От страшных зверей ушла – от настойчиво предлагаемого угощения ей не уйти! Мысль – «а он в детстве наверняка догонял девчонок и червяков за шиворот клал, это он совсем недавно стал "цивилом"». Другая – «он мне мстит?».
- Мартын! Не делай этого! Ну я очень тебя прошу! Я всё равно не буду, только силы зря потратишь!
- Дура же. Истеричка. Остановись, куда усяпываешь? Или, блин, оставить тебя одну, так и быть? В нашем лагере все девчонки перепробовали гусениц, все младше тебя были, кстати. И не пищали.
- Я не твои девчонки из «лагеря»! Лучше пусть меня калёным железом жгут, но только убери! Убери! Это мой выбор – я не хочу и не буду!
- Ну хочешь, я ей голову оторву?
- Мне оторви.
_____________________________
- Замок ближе… Там, оказывается, не четыре, а пять башен.
Ему пришлось долго восстанавливать силы и дыхание, спустившись в этот раз, ну а Соня чуть не поседела. В волосах у Мартына обнаружились птичий пух, досыхала стрелка крови из-под волос. Смотреть и трогать Мартын запретил – «всё равно уже свернулась».
- Эта клуша решила, что я лезу в гнездо.
- К-какого размера клуша?
- Во… нет – как три жирные чайки в сложенном виде. В общем, мне повезло, на этом дереве только одно гнездо было, а на соседних – целые поселения. В каждом гнезде птенцы. По два или три. И у каждого… зубы.
- Что?
- Эти твари – что-то между птицами и птерозаврами.
_______________________________________
- Эй! – и негромкий зов подкрепляется хорошо брошенным мелким камушком. Соня просыпается – дремала, как выяснилось - затирает ударенное место и озирается. А Мартын стоит уже на пороге сарая, когда успел да как не побоялся! И сигналит, чтобы шла к нему.
- Нет! Нет! – себе под нос говорит Соня.
Тогда он показывает, будто что-то ест. (Гад. Ладно, пойду, не оставлять же одного, если что. Если там такие же призраки.)
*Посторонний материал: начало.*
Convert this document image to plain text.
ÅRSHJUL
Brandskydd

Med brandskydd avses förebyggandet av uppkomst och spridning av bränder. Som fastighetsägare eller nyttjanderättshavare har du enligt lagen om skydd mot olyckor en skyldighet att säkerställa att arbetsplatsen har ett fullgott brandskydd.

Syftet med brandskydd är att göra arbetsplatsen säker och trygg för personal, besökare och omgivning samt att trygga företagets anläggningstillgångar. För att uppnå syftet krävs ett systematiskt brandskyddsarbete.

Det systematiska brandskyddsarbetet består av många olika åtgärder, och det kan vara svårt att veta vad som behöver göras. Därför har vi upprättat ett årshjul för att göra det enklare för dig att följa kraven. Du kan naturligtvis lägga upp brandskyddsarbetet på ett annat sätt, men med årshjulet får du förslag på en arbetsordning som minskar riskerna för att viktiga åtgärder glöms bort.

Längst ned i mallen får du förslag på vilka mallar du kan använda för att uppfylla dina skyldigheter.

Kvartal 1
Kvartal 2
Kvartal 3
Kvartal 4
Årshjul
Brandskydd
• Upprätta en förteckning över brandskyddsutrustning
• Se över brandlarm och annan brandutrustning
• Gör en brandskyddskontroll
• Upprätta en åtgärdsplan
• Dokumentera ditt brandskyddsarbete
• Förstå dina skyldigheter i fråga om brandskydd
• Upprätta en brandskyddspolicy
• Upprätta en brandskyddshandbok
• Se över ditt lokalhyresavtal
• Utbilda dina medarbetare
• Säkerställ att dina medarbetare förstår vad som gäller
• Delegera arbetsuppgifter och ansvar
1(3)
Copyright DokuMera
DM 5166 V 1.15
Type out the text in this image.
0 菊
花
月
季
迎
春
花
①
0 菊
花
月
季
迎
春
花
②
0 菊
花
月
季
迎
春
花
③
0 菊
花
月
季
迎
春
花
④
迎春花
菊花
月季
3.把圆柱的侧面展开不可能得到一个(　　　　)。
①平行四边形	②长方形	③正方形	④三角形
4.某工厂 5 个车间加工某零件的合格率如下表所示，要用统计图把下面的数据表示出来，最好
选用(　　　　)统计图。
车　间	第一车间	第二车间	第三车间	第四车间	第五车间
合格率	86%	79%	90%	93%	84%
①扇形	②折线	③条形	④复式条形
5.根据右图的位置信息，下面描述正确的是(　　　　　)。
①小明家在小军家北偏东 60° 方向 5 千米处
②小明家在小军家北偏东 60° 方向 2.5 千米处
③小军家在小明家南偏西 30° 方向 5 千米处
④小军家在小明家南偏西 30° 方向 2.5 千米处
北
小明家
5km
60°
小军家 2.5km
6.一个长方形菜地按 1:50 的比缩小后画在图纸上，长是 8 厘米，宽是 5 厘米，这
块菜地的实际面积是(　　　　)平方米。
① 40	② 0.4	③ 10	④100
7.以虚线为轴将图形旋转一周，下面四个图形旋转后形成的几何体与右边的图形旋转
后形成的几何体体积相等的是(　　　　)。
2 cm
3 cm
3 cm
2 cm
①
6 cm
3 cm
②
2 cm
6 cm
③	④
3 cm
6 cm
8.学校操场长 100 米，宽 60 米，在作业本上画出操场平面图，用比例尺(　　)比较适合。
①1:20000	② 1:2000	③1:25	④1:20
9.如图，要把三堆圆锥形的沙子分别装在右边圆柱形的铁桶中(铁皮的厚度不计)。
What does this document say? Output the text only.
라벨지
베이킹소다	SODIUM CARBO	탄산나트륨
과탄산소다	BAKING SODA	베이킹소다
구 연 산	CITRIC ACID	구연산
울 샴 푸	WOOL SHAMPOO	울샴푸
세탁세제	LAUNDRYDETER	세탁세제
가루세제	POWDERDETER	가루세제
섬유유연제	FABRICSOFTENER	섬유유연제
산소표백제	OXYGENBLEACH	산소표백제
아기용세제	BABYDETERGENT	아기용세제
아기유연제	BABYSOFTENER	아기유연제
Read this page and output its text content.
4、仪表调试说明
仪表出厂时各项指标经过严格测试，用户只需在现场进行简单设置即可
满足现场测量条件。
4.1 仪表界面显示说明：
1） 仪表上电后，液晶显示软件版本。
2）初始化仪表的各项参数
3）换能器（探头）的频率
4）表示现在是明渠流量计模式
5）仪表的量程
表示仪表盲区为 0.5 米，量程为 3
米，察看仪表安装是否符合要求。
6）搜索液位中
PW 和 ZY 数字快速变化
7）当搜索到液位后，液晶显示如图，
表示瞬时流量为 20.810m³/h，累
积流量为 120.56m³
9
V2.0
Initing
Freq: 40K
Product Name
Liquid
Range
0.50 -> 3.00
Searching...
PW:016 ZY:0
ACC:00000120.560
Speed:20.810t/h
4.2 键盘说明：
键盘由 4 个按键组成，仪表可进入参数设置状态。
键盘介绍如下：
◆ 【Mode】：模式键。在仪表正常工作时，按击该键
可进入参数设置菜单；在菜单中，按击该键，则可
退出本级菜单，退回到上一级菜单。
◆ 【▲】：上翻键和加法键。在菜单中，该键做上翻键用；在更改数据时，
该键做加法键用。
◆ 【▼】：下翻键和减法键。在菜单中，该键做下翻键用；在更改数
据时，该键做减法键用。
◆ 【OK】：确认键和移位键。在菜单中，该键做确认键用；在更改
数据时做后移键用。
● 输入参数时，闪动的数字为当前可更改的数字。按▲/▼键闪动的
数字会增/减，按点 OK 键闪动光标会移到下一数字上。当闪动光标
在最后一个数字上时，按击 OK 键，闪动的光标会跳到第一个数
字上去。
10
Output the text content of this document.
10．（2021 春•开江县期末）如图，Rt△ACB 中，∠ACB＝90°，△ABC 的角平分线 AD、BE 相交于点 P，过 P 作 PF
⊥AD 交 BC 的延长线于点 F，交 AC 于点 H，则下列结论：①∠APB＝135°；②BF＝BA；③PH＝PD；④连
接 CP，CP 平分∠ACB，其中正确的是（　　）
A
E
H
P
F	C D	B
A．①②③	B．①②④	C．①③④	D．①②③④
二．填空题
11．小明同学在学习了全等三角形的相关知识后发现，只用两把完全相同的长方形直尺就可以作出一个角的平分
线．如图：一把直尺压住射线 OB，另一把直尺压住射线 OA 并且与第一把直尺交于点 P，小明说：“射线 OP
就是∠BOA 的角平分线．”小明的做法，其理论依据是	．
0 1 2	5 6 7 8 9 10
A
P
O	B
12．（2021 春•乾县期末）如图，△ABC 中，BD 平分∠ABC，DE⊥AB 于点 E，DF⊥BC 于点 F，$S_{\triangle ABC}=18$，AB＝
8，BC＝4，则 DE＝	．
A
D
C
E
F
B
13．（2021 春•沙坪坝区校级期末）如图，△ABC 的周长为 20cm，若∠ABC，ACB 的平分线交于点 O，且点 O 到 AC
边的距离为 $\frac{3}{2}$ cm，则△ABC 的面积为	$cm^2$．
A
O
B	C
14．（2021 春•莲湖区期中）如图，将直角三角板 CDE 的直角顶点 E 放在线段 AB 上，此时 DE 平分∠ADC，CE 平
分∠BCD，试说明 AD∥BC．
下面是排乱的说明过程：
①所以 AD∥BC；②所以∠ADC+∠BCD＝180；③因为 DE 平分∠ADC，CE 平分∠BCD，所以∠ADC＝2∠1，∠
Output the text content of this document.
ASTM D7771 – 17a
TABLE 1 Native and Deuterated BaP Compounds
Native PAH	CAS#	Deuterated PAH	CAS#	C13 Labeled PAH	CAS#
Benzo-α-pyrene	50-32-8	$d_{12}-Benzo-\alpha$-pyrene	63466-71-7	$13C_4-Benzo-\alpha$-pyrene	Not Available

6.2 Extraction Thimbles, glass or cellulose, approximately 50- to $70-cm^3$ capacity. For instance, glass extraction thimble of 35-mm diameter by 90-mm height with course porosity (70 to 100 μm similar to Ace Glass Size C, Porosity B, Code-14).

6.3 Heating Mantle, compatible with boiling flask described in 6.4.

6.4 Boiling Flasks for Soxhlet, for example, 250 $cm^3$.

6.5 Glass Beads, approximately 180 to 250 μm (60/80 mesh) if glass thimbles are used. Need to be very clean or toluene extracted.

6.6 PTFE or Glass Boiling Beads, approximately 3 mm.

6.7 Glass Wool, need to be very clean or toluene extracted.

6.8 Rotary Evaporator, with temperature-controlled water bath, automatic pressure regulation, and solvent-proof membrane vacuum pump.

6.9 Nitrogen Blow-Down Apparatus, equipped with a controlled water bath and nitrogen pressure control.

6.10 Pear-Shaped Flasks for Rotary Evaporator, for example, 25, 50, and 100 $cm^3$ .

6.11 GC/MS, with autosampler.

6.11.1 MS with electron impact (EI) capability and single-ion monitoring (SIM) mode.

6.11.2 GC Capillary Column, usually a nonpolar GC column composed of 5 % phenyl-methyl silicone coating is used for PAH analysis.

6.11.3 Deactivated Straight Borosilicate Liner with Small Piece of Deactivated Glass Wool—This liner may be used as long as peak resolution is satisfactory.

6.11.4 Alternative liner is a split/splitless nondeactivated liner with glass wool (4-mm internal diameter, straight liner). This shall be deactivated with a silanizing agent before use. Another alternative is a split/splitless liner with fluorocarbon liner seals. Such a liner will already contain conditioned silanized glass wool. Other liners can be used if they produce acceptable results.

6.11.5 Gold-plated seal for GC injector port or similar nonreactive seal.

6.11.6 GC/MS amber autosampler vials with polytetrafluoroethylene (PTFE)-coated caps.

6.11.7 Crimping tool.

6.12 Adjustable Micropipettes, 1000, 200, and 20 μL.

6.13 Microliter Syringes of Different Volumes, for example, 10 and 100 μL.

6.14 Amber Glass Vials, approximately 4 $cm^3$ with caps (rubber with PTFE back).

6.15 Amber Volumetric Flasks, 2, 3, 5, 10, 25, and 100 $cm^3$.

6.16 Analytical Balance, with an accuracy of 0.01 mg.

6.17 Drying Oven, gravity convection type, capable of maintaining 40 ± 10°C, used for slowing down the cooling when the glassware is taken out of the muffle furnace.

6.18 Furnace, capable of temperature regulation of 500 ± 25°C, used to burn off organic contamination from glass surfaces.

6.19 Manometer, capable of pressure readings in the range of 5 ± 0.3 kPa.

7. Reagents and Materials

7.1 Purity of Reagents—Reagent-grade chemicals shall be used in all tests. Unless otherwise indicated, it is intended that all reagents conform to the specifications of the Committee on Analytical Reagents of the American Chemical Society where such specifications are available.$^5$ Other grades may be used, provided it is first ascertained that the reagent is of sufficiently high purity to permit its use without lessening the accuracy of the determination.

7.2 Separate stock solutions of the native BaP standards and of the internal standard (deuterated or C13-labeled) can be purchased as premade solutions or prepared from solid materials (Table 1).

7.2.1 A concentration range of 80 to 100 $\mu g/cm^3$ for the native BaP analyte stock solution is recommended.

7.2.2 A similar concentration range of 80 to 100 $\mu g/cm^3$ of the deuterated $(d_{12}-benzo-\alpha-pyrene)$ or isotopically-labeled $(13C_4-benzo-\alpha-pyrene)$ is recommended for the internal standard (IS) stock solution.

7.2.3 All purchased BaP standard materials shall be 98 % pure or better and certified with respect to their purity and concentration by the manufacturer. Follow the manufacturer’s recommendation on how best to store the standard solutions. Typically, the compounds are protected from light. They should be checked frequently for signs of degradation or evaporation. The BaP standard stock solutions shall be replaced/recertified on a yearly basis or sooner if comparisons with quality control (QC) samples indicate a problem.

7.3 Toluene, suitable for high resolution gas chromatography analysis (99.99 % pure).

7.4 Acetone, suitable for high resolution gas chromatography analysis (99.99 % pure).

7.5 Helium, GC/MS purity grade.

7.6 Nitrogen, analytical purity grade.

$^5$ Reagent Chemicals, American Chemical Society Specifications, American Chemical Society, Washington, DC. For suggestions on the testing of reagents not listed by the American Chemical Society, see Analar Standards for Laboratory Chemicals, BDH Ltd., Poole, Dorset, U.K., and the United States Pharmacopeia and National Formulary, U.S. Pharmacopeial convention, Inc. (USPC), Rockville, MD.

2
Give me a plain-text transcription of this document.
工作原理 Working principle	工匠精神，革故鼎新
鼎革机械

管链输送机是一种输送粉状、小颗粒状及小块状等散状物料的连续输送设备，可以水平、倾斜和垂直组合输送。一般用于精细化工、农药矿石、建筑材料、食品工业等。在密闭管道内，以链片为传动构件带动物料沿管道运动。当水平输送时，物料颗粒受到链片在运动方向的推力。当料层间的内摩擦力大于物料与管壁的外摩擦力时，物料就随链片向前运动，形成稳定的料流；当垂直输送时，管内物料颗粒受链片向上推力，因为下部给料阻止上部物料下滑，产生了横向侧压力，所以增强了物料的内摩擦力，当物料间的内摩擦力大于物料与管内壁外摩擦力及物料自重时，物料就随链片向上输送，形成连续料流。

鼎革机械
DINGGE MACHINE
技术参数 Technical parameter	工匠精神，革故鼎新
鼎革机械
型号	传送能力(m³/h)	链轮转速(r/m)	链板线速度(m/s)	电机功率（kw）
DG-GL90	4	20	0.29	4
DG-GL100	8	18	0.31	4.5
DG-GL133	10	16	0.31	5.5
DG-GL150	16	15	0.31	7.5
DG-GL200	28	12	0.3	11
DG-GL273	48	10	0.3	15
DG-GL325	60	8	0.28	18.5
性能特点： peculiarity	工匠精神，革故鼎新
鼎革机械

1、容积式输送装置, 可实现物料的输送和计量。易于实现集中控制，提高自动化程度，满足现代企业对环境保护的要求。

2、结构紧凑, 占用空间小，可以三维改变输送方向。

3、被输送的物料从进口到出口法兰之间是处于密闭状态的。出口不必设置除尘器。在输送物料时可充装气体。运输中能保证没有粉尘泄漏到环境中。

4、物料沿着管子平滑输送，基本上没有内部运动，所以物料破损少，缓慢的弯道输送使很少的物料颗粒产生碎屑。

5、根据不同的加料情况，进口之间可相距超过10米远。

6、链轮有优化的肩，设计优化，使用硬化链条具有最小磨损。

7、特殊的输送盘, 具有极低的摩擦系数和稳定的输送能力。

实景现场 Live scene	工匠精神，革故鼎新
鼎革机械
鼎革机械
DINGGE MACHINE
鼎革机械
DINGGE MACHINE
Он помогает взобраться на высокий порог, а внутри "сарая"…
А внутри чего только нет.
- Да не смотри «на улицу». Никого нигде здесь нет, я проверил. Я бы сказал, минимум год не было, буду надеяться, что и сегодня не придут. Смотри, какое богатство!
Глаза после дневного света не сразу различают многочисленные объёмы и конструкции вокруг. Но здесь приятная прохлада, что уже неплохо.
Любая из одежд, что висит на стене, если сорвётся со своего гвоздя на человека, то погребёт его. Ну почему такая несправедливость? Одежда - шубы? - сшита на гигантов - раз в шесть, в семь выше человека...
- Вот это брееед!
- Я уже примерно это всё сказал, пока тебя не было. Великаны однако. Это – их база. То есть атлантов, кстати, наверное. Первоатлантов.
- Реальность скоро и совсем сползёт... мне не нравится!
- Да ладно. Атланты же были, проверено.
- Какие-то они неряхи, - отмечает тогда Соня, - Значит, понастроили сараюшек и ушли? Ничего не понимаю.
- Не только сараюшек… про замок не забыла? А это просто для барахла хранилище. Наверное, мы ещё что-нибудь встретим по дороге в этом роде. Типа фермы или усадьбы. Если… что… до замка… не понадобится… кстати, клубничку – это они посадили. Она была не дикая... тут что? Опилки?
- Просто в лесу посадили? Зачем?
- Что непонятного. ИМ отсюда до той грядки – пешком полчаса. Не то что нам. Может, где-то тут целые великанские огороды. Только не обольщайся заранее насчёт вкусных растений, договорились? Всё. Теории сможем по дороге придумывать, сколько влезет, а сейчас быстренько обыскиваем это… базу. Забираем всё, что может пригодиться. Будешь сомневаться насчёт вещи – зови и спрашивай. Опасность – зови. Поехали!
Соня мечтала найти мешок сухарей… холщовый запылённый полосатый мешочек, а в нём звонкие, чистые, без плесени, пшеничные кубики. Она так ясно представила это, хоть и помнила вчерашний крах пищевых иллюзий. Но больше ни о чём не думалось!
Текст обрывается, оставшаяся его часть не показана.